Interpret significant and non-significant differences

Explain why the null hypothesis should not be accepted when the effect
is not significant

In the James
Bond case
study, Mr. Bond was given 16 trials on which he judged whether
a martini had been shaken or stirred. He was correct on 13 of
the trials. From the binomial
distribution, we know that the probability
of being correct 13 or more times out of 16 if one is only guessing
is 0.0106. Figure 1 shows a graph of the binomial distribution. The red bars
show the values greater than or equal to 13. As you can see in
the figure, the probabilities are calculated for the upper tail
of the distribution. A probability calculated in only one tail
of the distribution is called a "one-tailed
probability."

Figure 1. The binomial distribution. The
upper (right-hand) tail is red.

A slightly different question can be asked of
the data: "What is the probability of getting a result as
extreme or more extreme than the one observed?" Since the
chance expectation is 8/16, a result of 3/16 is equally as extreme
as 13/16. Thus, to calculate this probability, we would consider
both tails of the distribution. Since the binomial distribution
is symmetric when π = 0.5, this probability is exactly double
the probability of 0.0106 computed previously. Therefore, p =
0.0212. A probability calculated in both tails of a distribution
is called a "two-tailed probability" (see Figure 2).

Figure 2. The binomial distribution. Both
tails are red.

Should the one-tailed or the two-tailed probability
be used to assess Mr. Bond's performance? That depends on the
way the question is posed. If we are asking whether Mr. Bond can
tell the difference between shaken or stirred martinis, then we
would conclude he could if he performed either much better than
chance or much worse than chance. If he performed much worse than
chance, we would conclude that he can tell the difference, but
he does not know which is which. Therefore, since we are going
to reject the null hypothesis if Mr. Bond does either very well
or very poorly, we will use a two-tailed probability.

On the other hand, if our question is whether Mr.
Bond is better than chance at determining whether a martini is
shaken or stirred, we would use a one-tailed probability. What
would the one-tailed probability be if Mr. Bond were correct on
only 3 of the 16 trials? Since the one-tailed probability
is the probability of the right-hand tail, it would be
the probability of getting 3 or more correct out of 16. This
is a very high probability and the null hypothesis would not be
rejected.

The null hypothesis for the two-tailed test is π =
0.5. By contrast, the null hypothesis for the one-tailed test is π ≤ 0.5.
Accordingly, we reject the two-tailed hypothesis if the sample
proportion deviates greatly from 0.5 in either direction.
The one-tailed hypothesis is rejected only if the sample proportion
is much greater than 0.5. The alternative hypothesis in the two-tailed test
is π ≠ 0.5. In the one-tailed test it is π > 0.5.

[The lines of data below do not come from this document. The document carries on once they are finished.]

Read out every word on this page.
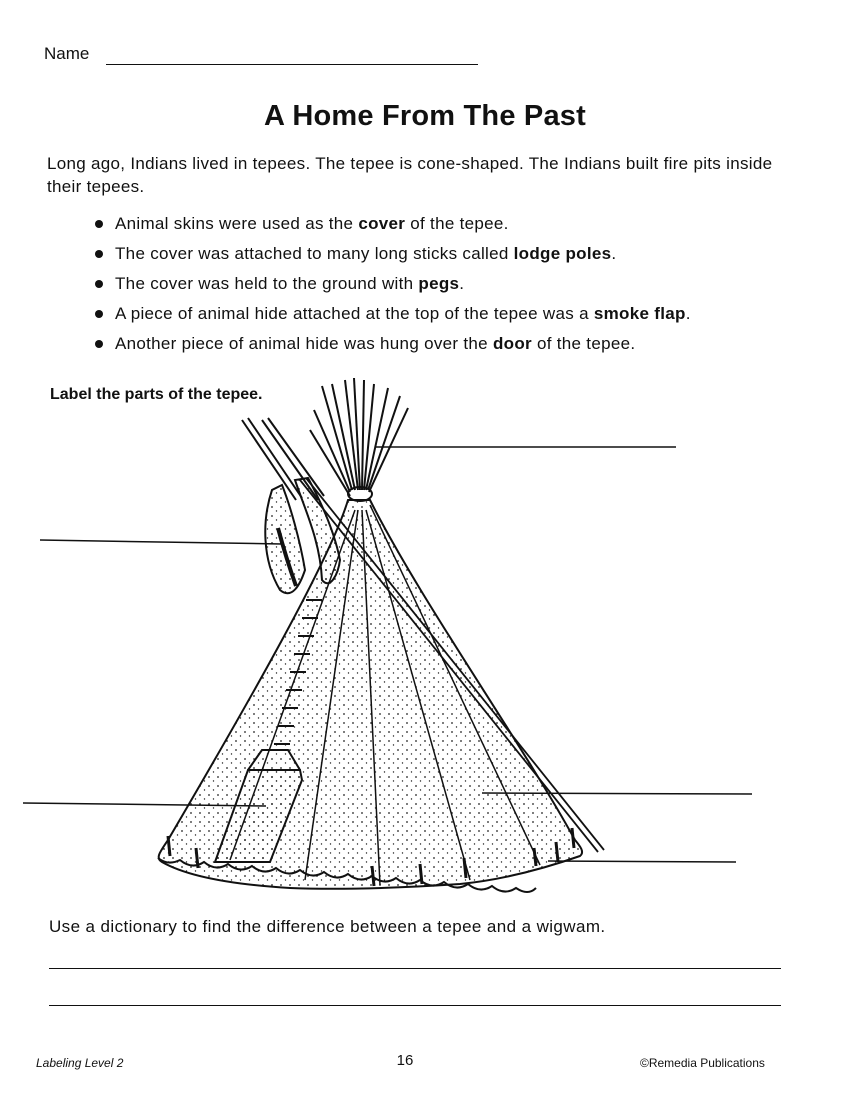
Name
A Home From The Past
Long ago, Indians lived in tepees. The tepee is cone-shaped. The Indians built fire pits inside their tepees.
Animal skins were used as the cover of the tepee.
The cover was attached to many long sticks called lodge poles.
The cover was held to the ground with pegs.
A piece of animal hide attached at the top of the tepee was a smoke flap.
Another piece of animal hide was hung over the door of the tepee.
Label the parts of the tepee.
Use a dictionary to find the difference between a tepee and a wigwam.
Labeling Level 2	16	©Remedia Publications
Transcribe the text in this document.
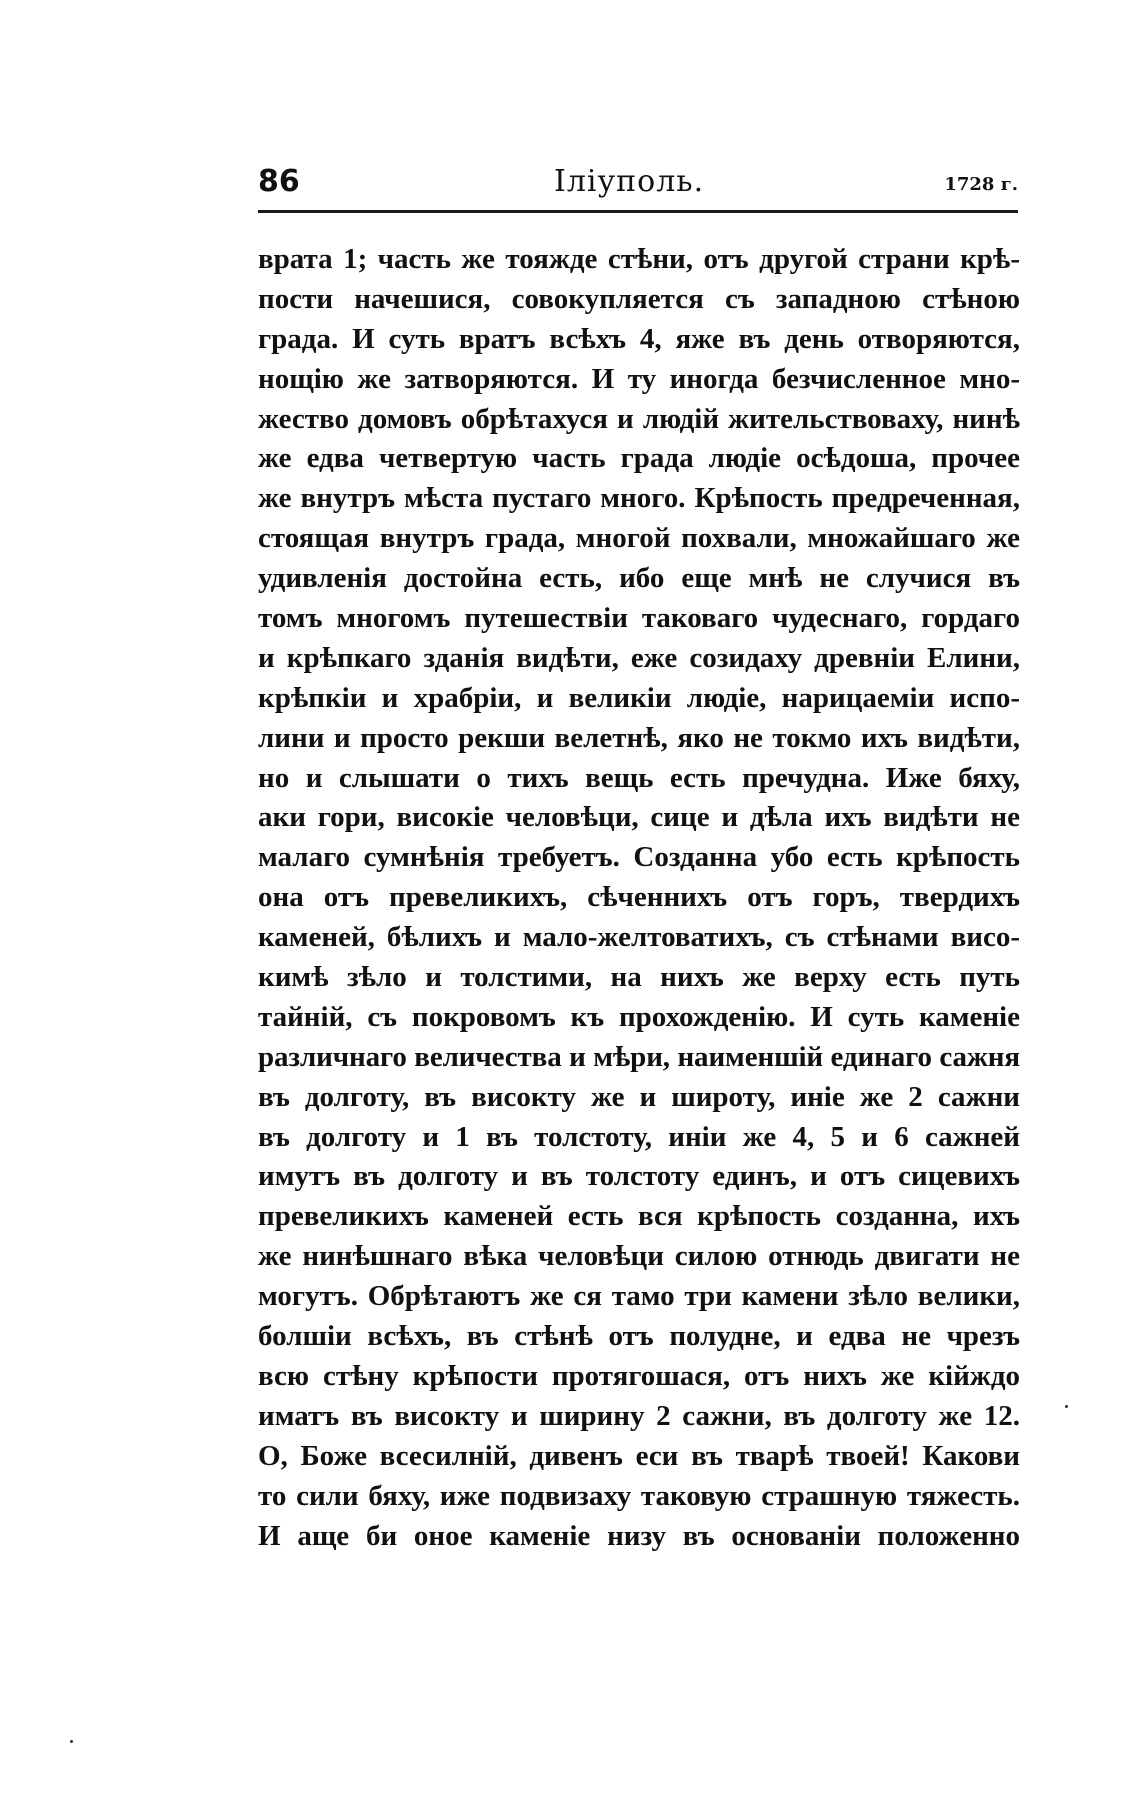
86	Іліуполь.	1728 г.
врата 1; часть же тояжде стѣни, отъ другой страни крѣ-
пости начешися, совокупляется съ западною стѣною
града. И суть вратъ всѣхъ 4, яже въ день отворяются,
нощію же затворяются. И ту иногда безчисленное мно-
жество домовъ обрѣтахуся и людій жительствоваху, нинѣ
же едва четвертую часть града людіе осѣдоша, прочее
же внутръ мѣста пустаго много. Крѣпость предреченная,
стоящая внутръ града, многой похвали, множайшаго же
удивленія достойна есть, ибо еще мнѣ не случися въ
томъ многомъ путешествіи таковаго чудеснаго, гордаго
и крѣпкаго зданія видѣти, еже созидаху древніи Елини,
крѣпкіи и храбріи, и великіи людіе, нарицаеміи испо-
лини и просто рекши велетнѣ, яко не токмо ихъ видѣти,
но и слышати о тихъ вещь есть пречудна. Иже бяху,
аки гори, високіе человѣци, сице и дѣла ихъ видѣти не
малаго сумнѣнія требуетъ. Созданна убо есть крѣпость
она отъ превеликихъ, сѣченнихъ отъ горъ, твердихъ
каменей, бѣлихъ и мало-желтоватихъ, съ стѣнами висо-
кимѣ зѣло и толстими, на нихъ же верху есть путь
тайній, съ покровомъ къ прохожденію. И суть каменіе
различнаго величества и мѣри, наименшій единаго сажня
въ долготу, въ високту же и широту, иніе же 2 сажни
въ долготу и 1 въ толстоту, иніи же 4, 5 и 6 сажней
имутъ въ долготу и въ толстоту единъ, и отъ сицевихъ
превеликихъ каменей есть вся крѣпость созданна, ихъ
же нинѣшнаго вѣка человѣци силою отнюдь двигати не
могутъ. Обрѣтаютъ же ся тамо три камени зѣло велики,
болшіи всѣхъ, въ стѣнѣ отъ полудне, и едва не чрезъ
всю стѣну крѣпости протягошася, отъ нихъ же кійждо
иматъ въ високту и ширину 2 сажни, въ долготу же 12.
О, Боже всесилній, дивенъ еси въ тварѣ твоей! Какови
то сили бяху, иже подвизаху таковую страшную тяжесть.
И аще би оное каменіе низу въ основаніи положенно
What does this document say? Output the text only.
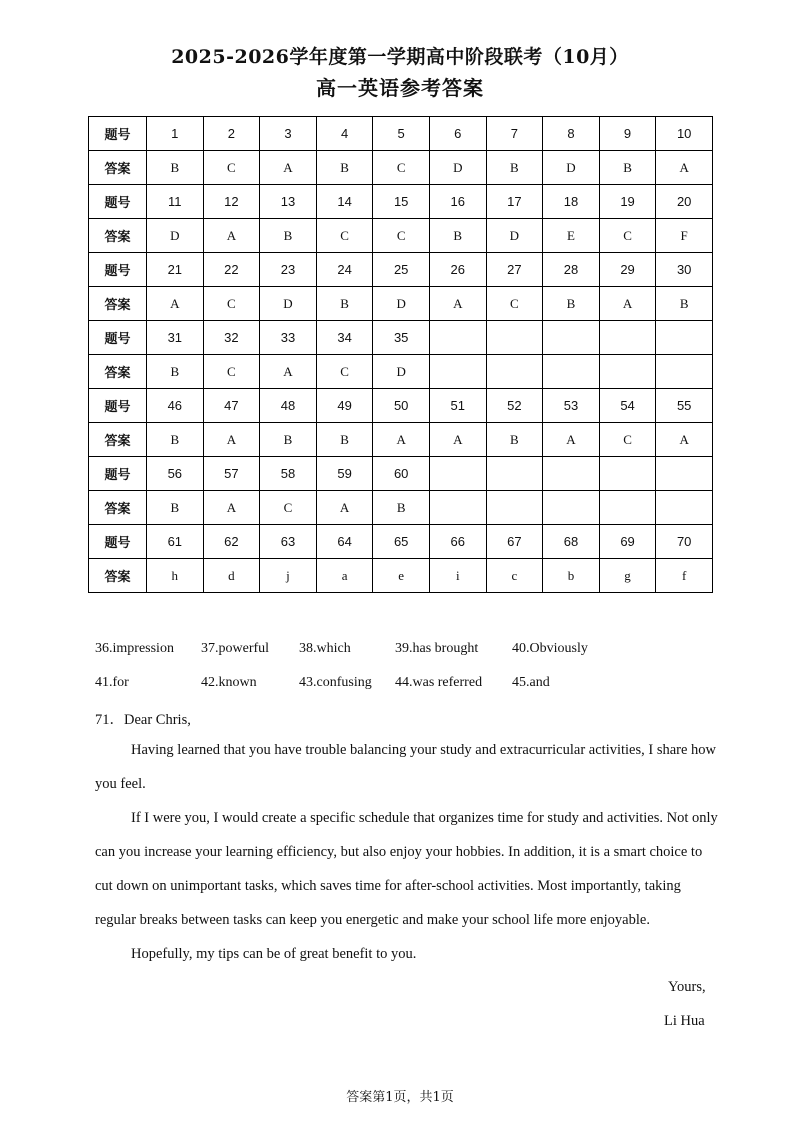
2025-2026学年度第一学期高中阶段联考（10月）
高一英语参考答案
题号	1	2	3	4	5	6	7	8	9	10
答案	B	C	A	B	C	D	B	D	B	A
题号	11	12	13	14	15	16	17	18	19	20
答案	D	A	B	C	C	B	D	E	C	F
题号	21	22	23	24	25	26	27	28	29	30
答案	A	C	D	B	D	A	C	B	A	B
题号	31	32	33	34	35					
答案	B	C	A	C	D					
题号	46	47	48	49	50	51	52	53	54	55
答案	B	A	B	B	A	A	B	A	C	A
题号	56	57	58	59	60					
答案	B	A	C	A	B					
题号	61	62	63	64	65	66	67	68	69	70
答案	h	d	j	a	e	i	c	b	g	f
36.impression 37.powerful 38.which	39.has brought 40.Obviously
41.for	42.known	43.confusing 44.was referred 45.and
71．Dear Chris,
Having learned that you have trouble balancing your study and extracurricular activities, I share how
you feel.
If I were you, I would create a specific schedule that organizes time for study and activities. Not only
can you increase your learning efficiency, but also enjoy your hobbies. In addition, it is a smart choice to
cut down on unimportant tasks, which saves time for after-school activities. Most importantly, taking
regular breaks between tasks can keep you energetic and make your school life more enjoyable.
Hopefully, my tips can be of great benefit to you.
Yours,
Li Hua
答案第1页，共1页
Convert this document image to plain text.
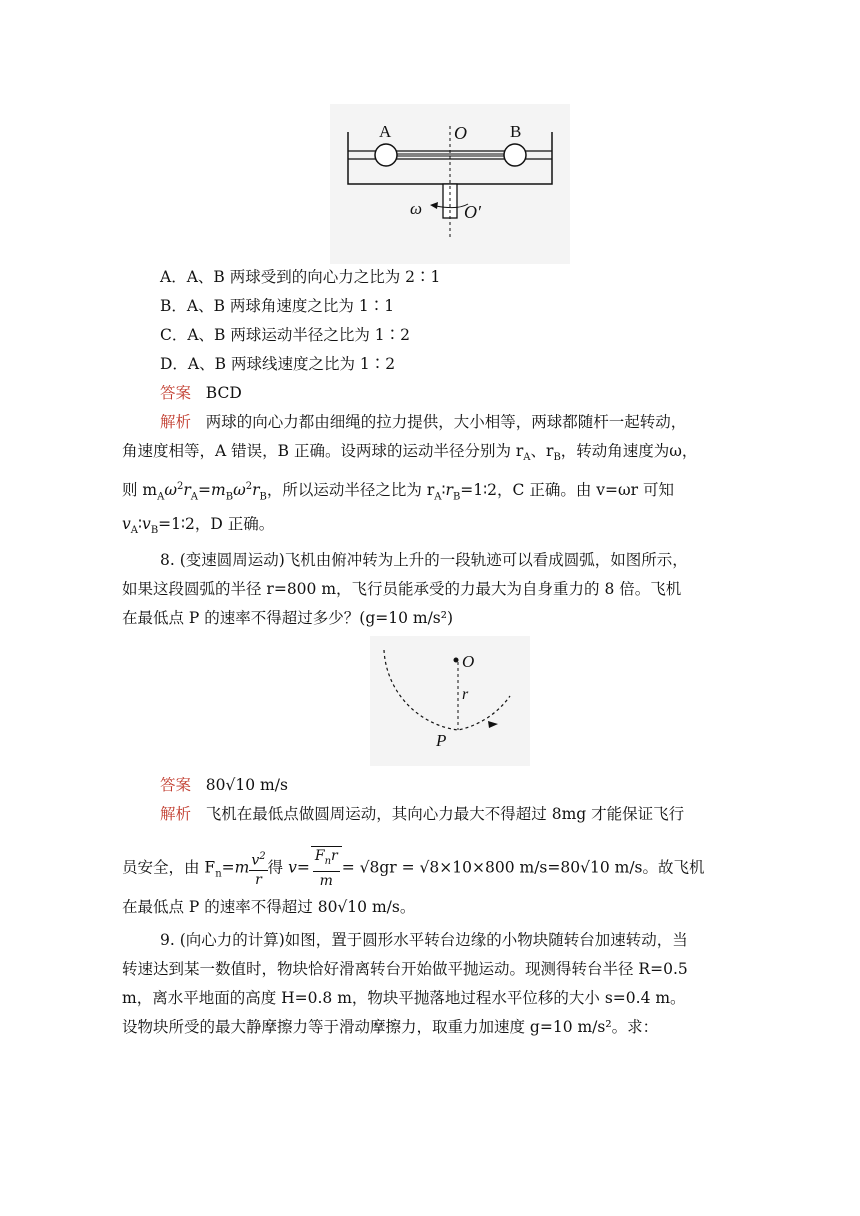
A	B
O
O′
ω
A．A、B 两球受到的向心力之比为 2∶1
B．A、B 两球角速度之比为 1∶1
C．A、B 两球运动半径之比为 1∶2
D．A、B 两球线速度之比为 1∶2
答案 BCD
解析 两球的向心力都由细绳的拉力提供，大小相等，两球都随杆一起转动，
角速度相等，A 错误，B 正确。设两球的运动半径分别为 $r_A$、$r_B$，转动角速度为ω，
则 $m_A\omega^2r_A=m_B\omega^2r_B$，所以运动半径之比为 $r_A∶r_B=1∶2$，C 正确。由 v=ωr 可知
$v_A∶v_B=1∶2$，D 正确。
8. (变速圆周运动)飞机由俯冲转为上升的一段轨迹可以看成圆弧，如图所示，
如果这段圆弧的半径 r=800 m，飞行员能承受的力最大为自身重力的 8 倍。飞机
在最低点 P 的速率不得超过多少？(g=10 m/s²)
O
r
P
答案 80√10 m/s
解析 飞机在最低点做圆周运动，其向心力最大不得超过 8mg 才能保证飞行
员安全，由 $F_n=m \frac{v^2}{r}$ 得 $v= \frac{F_nr}{m} = √8gr = √8\times 10\times 800$ m/s=80√10 m/s。故飞机
在最低点 P 的速率不得超过 80√10 m/s。
9. (向心力的计算)如图，置于圆形水平转台边缘的小物块随转台加速转动，当
转速达到某一数值时，物块恰好滑离转台开始做平抛运动。现测得转台半径 R=0.5
m，离水平地面的高度 H=0.8 m，物块平抛落地过程水平位移的大小 s=0.4 m。
设物块所受的最大静摩擦力等于滑动摩擦力，取重力加速度 g=10 m/s²。求：
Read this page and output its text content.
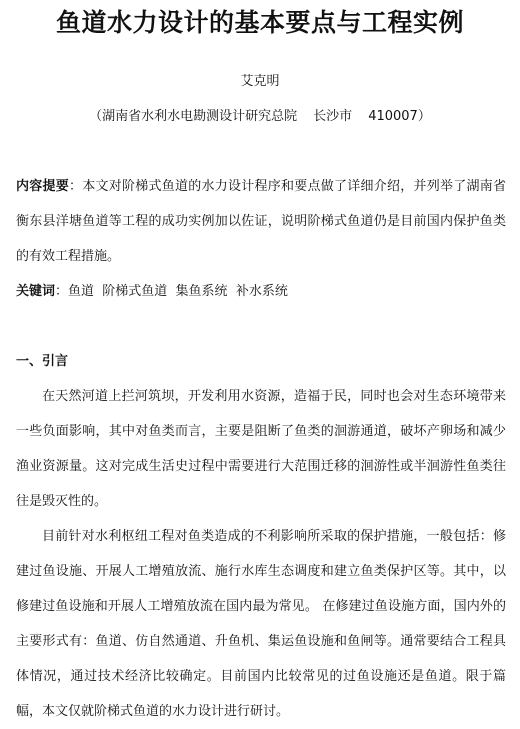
鱼道水力设计的基本要点与工程实例
艾克明
（湖南省水利水电勘测设计研究总院 长沙市 410007）
内容提要：本文对阶梯式鱼道的水力设计程序和要点做了详细介绍，并列举了湖南省衡东县洋塘鱼道等工程的成功实例加以佐证，说明阶梯式鱼道仍是目前国内保护鱼类的有效工程措施。
关键词：鱼道  阶梯式鱼道  集鱼系统  补水系统
一、引言
在天然河道上拦河筑坝，开发利用水资源，造福于民，同时也会对生态环境带来一些负面影响，其中对鱼类而言，主要是阻断了鱼类的洄游通道，破坏产卵场和减少渔业资源量。这对完成生活史过程中需要进行大范围迁移的洄游性或半洄游性鱼类往往是毁灭性的。
目前针对水利枢纽工程对鱼类造成的不利影响所采取的保护措施，一般包括：修建过鱼设施、开展人工增殖放流、施行水库生态调度和建立鱼类保护区等。其中，以修建过鱼设施和开展人工增殖放流在国内最为常见。 在修建过鱼设施方面，国内外的主要形式有：鱼道、仿自然通道、升鱼机、集运鱼设施和鱼闸等。通常要结合工程具体情况，通过技术经济比较确定。目前国内比较常见的过鱼设施还是鱼道。限于篇幅，本文仅就阶梯式鱼道的水力设计进行研讨。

You should always decide whether you are going to
use a one-tailed or a two-tailed probability before looking at
the data. Statistical tests that compute one-tailed probabilities
are called one-tailed tests; those that
compute two-tailed probabilities are called two-tailed
tests. Two-tailed tests are much more common
than one-tailed tests in scientific research because an outcome
signifying that something other than chance is operating is usually
worth noting. One-tailed tests are appropriate when it is not
important to distinguish between no effect and an effect in the
unexpected direction. For example, consider an experiment designed
to test the efficacy of a treatment for the common cold. The researcher
would only be interested in whether the treatment was better than
a placebo control. It would not be worth
distinguishing between the case in which the treatment was worse
than a placebo and the case in which it was the same because in
both cases the drug would be worthless.

Some have argued that a one-tailed test is justified
whenever the researcher predicts the direction of an effect. The
problem with this argument is that if the effect comes out strongly
in the non-predicted direction, the researcher is not justified
in concluding that the effect is not zero. Since this is unrealistic,
one-tailed tests are usually viewed skeptically if justified on
this basis alone.